Und doch ist an diesem Sabbat etwas anders in Kafarnaum. Man hat in der Stadt eine seltsame Gruppe gesichtet. Da kommt ein gewisser Jesus, der einige Männer bei sich hat, meist einfache Männer, wie man ihnen ansieht, sicher auch Fischer vom See unter ihnen. Vor nicht allzu langer Zeit ging da so ein Gerücht um. Dieser Jesus soll, wie so viele andere, sich von Johannes im Jordan taufen haben lassen und da soll etwas Außergewöhnliches geschehen sein. Als er ins Wasser stieg, war das anders als bei allen anderen Leuten und auch Johannes soll dabei ganz außer sich und erstaunt gewesen sein. Man hatte die Sache fast wieder vergessen, hatte länger nichts mehr von Jesus gehört. Doch jetzt kommt er, und er kommt nicht allein.
Lausiges Gesindel, Rumtreiber, Vagabunden, haben die Schriftgelehrten dazu gesagt. Wieder einer, der meint, was Besonderes zu sein. Wieder einer von denen, die den Menschen dummes Zeug einreden. In letzter Zeit gibt es zu viele von diesen Schwindlern, die die Leute nur von ihrer Arbeit abhalten und nichts taugen. Auch die anderen in der Versammlung sind skeptisch. In der Tat hat es in letzter Zeit viele Wanderprediger gegeben, die sich dann doch als falsche Propheten erwiesen haben. Die Schriftgelehrten werden Recht haben mit ihrem Urteil. Schließlich hat ja bisher noch niemand etwas Genaueres von diesem Jesus gehört, viele haben noch nie seinen Namen gehört.
Plötzlich kommt Jesus mit seinen Jüngern in die Versammlung. Er steht plötzlich unter ihnen. Als Jesus die Versammlung betritt, empfängt ihn eisige Kälte.
Wie es jedem erwachsenen jüdischen Mann zusteht, macht Jesus von seinem Recht Gebrauch, in der Versammlung zu reden. Da horchen die ersten auf. Wie der Reden kann und was er zu sagen hat!
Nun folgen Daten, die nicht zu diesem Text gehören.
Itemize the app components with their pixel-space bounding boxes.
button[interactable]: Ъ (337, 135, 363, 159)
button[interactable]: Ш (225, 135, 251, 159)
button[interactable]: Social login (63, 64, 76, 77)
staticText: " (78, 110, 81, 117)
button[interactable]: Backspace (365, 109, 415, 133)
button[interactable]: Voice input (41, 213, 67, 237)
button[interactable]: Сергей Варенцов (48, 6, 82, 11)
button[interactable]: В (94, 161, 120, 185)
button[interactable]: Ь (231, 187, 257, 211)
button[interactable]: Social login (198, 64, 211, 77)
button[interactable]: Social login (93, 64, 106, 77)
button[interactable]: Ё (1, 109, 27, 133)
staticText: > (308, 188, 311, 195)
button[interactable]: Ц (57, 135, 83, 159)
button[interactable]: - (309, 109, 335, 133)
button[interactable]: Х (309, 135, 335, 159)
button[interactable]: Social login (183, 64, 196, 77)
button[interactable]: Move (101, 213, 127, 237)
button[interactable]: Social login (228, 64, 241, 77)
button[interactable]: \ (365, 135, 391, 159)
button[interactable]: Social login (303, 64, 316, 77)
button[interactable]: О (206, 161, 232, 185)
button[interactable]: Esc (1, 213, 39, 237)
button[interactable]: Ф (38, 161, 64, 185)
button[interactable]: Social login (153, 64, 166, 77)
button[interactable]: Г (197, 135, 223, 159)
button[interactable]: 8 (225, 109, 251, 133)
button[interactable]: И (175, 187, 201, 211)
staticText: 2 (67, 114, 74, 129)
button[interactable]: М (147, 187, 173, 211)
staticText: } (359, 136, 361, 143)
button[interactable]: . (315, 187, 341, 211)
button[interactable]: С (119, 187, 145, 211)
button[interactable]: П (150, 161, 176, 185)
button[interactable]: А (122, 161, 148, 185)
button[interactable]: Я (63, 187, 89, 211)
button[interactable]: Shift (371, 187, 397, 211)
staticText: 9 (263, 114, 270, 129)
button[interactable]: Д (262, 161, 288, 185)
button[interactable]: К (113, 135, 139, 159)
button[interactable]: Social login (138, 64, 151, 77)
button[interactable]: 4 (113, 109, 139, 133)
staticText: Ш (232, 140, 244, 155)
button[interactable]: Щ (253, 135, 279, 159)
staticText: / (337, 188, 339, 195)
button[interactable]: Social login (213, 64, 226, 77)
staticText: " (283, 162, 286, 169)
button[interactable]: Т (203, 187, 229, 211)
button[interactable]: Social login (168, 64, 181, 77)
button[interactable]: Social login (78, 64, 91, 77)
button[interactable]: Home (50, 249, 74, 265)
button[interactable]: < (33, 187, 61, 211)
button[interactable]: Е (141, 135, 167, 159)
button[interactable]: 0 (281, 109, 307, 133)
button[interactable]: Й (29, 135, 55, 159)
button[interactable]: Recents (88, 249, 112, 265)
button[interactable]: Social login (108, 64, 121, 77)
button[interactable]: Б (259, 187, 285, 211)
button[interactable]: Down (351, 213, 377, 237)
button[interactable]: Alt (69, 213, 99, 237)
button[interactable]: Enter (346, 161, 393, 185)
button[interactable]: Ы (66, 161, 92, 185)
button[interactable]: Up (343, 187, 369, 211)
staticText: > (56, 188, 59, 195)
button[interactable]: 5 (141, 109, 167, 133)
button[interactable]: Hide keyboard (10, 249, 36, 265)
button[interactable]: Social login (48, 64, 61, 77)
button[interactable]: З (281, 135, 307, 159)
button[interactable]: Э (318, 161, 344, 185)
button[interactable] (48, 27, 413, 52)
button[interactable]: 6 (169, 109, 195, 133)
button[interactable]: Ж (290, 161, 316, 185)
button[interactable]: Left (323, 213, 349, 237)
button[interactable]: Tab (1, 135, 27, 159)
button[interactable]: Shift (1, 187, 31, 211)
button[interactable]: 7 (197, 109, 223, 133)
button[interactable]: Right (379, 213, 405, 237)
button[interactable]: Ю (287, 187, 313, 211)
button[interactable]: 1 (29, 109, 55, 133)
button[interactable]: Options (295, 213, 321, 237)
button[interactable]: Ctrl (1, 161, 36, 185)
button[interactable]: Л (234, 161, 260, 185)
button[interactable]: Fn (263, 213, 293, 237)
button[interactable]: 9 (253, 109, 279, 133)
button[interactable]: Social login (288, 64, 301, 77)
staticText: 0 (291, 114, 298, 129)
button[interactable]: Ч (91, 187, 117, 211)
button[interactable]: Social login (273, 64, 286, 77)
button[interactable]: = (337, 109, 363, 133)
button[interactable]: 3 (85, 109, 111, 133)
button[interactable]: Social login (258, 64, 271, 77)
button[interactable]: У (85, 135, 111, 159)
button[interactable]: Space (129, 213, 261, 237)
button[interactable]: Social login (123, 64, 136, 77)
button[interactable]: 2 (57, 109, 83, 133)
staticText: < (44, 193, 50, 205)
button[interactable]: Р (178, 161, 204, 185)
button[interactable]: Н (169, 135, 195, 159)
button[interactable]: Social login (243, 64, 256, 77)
So haben wir noch keinen hier reden hören, denken viele. Er meint wirklich uns, mit dem was er sagt. Vielleicht ist etwas dran an seinen Worten.

Und sofort war in ihrer Versammlung ein Mann mit einem unreinen Geist, und er begann zu kreischen. Er sagte: Was ist mit uns und dir, Jesus, Nazarener? Bist du gekommen, um uns zu vernichten? Ich weiß, wer du bist: der Heilige Gottes. Und Jesus fuhr ihn an und sagte: Verstumme und komm aus ihm heraus! Und der unreine Geist riss ihn und schrie mit lauter Stimme und kam aus ihm heraus. (Mk 1,23-26)

Plötzlich ist da ein Mann, der laut zu schreien anfängt. Die Feuerprobe für jeden Redner: ein unerwarteter Zwischenfall, ein Störenfried in der Menge, den man nicht ignorieren kann. Der fängt an, Jesus zu beschimpfen. Was haben wir mit dir zu schaffen? Was verwunderlich ist, dieser Mann kennt einige Details von Jesus, die den anderen bisher nicht geläufig waren. Du bist Jesus, der Nazarener. Du bist der Heilige Gottes! Was soll das nun? Die Leute blicken entsetzt auf den schreienden Mann, der nun Jesus gegenüber steht. Es bildet sich ein Kreis um die beiden. Auch die Jünger Jesu sind ganz erschrocken. Sie sind ja erst kurze Zeit mit Jesus unterwegs und haben so etwas noch nicht erlebt.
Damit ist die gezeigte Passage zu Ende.